‘Dystopian nightmare’: RFK Jr. visits southern border

  • Robert Kennedy Jr. said he witnessed hundreds of migrants lined up at the border
  • Kennedy: (It's) "a problem that has been created by the federal government"
  • Polls: 20% of Democrats support him compared to 60% for President Joe Biden

(NewsNation) — Democratic presidential hopeful Robert F. Kennedy Jr. visited the U.S.-Mexico border in Arizona on Tuesday for a firsthand look at the site where thousands of migrants have been crossing every week.

During an exclusive interview with NewsNation’s Ali Bradley, Kennedy called the southern border a “dystopian nightmare” after witnessing what he called “desperate people” from all over the world flooding against the border wall.

Kennedy claimed that the situation at the border clearly could have been prevented.

“We saw all of these people, hundreds and hundreds of people coming across the wall,” Kennedy said. “It seems hopeless.”

The presidential candidate praised the people of Yuma and their leadership in handling the border’s humanitarian crisis, everyone from the people who run the hospitals to the sheriff and those running the food banks.

“We talked to a hospital administrator who spent $23 million last year that is unreimbursed, caring for migrants,” Kennedy said.

He said all those people in Yuma were working to accommodate the problem, “a problem that has been created by the federal government.”

“It’s kind of the best part of America and the worst part at the same time,” Kennedy said.

Kennedy said the problems at the border could have been prevented, as infrastructure meant to keep people from crossing the border was destroyed.

“At that point, it became a business proposition for the cartels,” Kennedy said. “It’s become a multibillion dollar business every month, smuggling people across.”

Kennedy also cited a lack of attention to America’s relationships with Mexico and other countries in Central America, where the flow of migrants might have been stemmed before it reached the border. If elected, he said he would work on restoring a working relationship with those countries to help reduce migration.

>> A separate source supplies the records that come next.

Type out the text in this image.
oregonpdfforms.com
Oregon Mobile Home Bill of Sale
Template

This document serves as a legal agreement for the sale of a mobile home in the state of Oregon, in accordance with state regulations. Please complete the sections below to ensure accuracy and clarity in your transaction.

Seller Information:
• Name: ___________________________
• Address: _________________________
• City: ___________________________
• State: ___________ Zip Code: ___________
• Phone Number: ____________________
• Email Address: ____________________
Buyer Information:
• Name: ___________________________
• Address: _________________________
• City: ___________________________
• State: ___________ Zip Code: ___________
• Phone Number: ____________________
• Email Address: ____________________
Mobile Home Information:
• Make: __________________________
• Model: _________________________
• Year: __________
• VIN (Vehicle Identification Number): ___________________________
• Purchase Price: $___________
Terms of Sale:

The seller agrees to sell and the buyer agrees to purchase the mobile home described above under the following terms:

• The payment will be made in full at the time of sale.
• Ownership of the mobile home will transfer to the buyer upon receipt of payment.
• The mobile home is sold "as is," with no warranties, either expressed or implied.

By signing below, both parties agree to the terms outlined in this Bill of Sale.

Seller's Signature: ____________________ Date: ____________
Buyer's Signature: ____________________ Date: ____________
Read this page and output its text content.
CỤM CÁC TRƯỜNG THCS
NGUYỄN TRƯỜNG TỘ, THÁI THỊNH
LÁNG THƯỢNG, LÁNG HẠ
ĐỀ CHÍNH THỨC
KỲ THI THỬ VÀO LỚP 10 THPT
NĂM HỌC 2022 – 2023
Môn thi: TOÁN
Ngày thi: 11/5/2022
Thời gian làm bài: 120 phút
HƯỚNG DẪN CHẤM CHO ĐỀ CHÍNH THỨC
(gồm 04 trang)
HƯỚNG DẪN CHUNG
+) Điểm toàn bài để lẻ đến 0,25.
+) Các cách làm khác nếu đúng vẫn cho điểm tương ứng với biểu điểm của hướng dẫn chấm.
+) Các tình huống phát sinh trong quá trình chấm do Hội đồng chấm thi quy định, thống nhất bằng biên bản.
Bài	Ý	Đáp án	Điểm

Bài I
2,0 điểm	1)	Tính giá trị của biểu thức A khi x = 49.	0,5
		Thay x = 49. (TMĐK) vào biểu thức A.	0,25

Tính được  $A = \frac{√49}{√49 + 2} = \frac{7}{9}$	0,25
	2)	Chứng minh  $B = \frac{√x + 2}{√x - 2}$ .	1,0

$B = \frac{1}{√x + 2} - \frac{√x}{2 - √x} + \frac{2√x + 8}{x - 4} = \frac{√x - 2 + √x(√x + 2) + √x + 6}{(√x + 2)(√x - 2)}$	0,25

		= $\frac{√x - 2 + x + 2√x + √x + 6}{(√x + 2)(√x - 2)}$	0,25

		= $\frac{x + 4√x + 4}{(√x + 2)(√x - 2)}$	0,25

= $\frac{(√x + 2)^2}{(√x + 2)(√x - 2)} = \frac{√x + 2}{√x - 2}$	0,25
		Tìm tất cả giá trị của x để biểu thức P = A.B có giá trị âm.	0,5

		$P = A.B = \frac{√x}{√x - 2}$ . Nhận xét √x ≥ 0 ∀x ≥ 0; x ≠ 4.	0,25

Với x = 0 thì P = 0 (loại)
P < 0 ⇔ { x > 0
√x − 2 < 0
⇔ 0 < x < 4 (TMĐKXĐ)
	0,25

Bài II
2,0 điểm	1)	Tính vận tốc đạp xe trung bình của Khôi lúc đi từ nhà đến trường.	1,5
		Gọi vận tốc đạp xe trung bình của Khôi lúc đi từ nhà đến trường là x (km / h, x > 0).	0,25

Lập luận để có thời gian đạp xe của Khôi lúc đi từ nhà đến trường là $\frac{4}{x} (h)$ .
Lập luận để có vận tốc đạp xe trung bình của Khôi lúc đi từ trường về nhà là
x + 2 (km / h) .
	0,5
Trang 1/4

He expressed support for a physical wall at least along some stretches of the border, while also supporting advances in surveillance techniques for more rural parts of the border. Kennedy also called for regulatory changes in how migrants are handled when it comes to determining who has a legitimate asylum claim.

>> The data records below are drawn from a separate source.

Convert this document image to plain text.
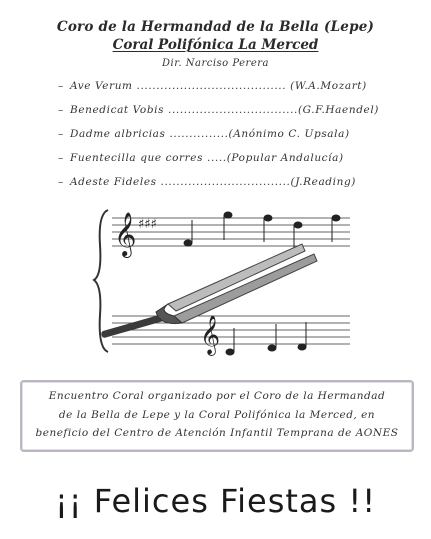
Coro de la Hermandad de la Bella (Lepe)
Coral Polifónica La Merced
Dir. Narciso Perera
– Ave Verum ...................................... (W.A.Mozart)
– Benedicat Vobis .................................(G.F.Haendel)
– Dadme albricias ...............(Anónimo C. Upsala)
– Fuentecilla que corres .....(Popular Andalucía)
– Adeste Fideles .................................(J.Reading)
𝄞 ♯♯♯
𝄞
Encuentro Coral organizado por el Coro de la Hermandad
de la Bella de Lepe y la Coral Polifónica la Merced, en
beneficio del Centro de Atención Infantil Temprana de AONES
¡¡ Felices Fiestas !!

Kennedy also cited a need to detain migrants, something the Biden administration has resisted doing. If the perception of an open border leads to more migrants coming to the border, Kennedy said, it puts more people in the hands of cartels.

“What we’re doing now is much more inhumane,” he said. “It has become an invitation to other people to take this huge risk to get into this country because it’s a signal that it’s an open door.”

Kennedy has already made inroads with some Democratic voters. Recent polling shows 20% of Democrats support him for the nomination compared to 60% for President Joe Biden, despite being a bit controversial among other Democrats.

Kennedy, an anti-vaccine proponent, launched a primary bid against Biden this spring. He has been characterized by some as a problematic fringe candidate who freely spreads conspiracy theories. In addition to his promotion of anti-vaccine theories, he has called for an investigation into the pharmaceutical industry and gun violence.

His views on gun control are also contrary to those of many in the Democratic Party, as he has stated that the U.S. would never be able to have the kind of strict gun laws seen in Europe. Instead, he has suggested looking into other ways to protect people, especially kids, from gun violence.

“If I have to, I will armor our schools the way we do airports,” Kennedy said.

When it comes to the war in Ukraine, Kennedy said the U.S. has come to Ukraine’s aid for all the right reasons, but he said there are also other agendas at work. Kennedy has expressed the opinion that Ukraine is a victim of a proxy war between the U.S. and Russia.

“We have to stop thinking in terms of the comic book depictions they propagandize us with, which is this is good against evil,” he said.

But Kennedy’s relatively decent poll numbers, as well as his media-ready image as an heir to the famous political dynasty, have caused some Democrats to worry that he could gain steam and potentially distract from the task of reelecting Biden in 2024.

Kennedy’s visit to the border kicked off a ricochet of 2024 presidential candidate visits to the southern border. Florida Gov. Ron DeSantis is scheduled to visit Sierra Vista, Arizona, to tour the border firsthand and host a roundtable Wednesday.

The Hill contributed to this report.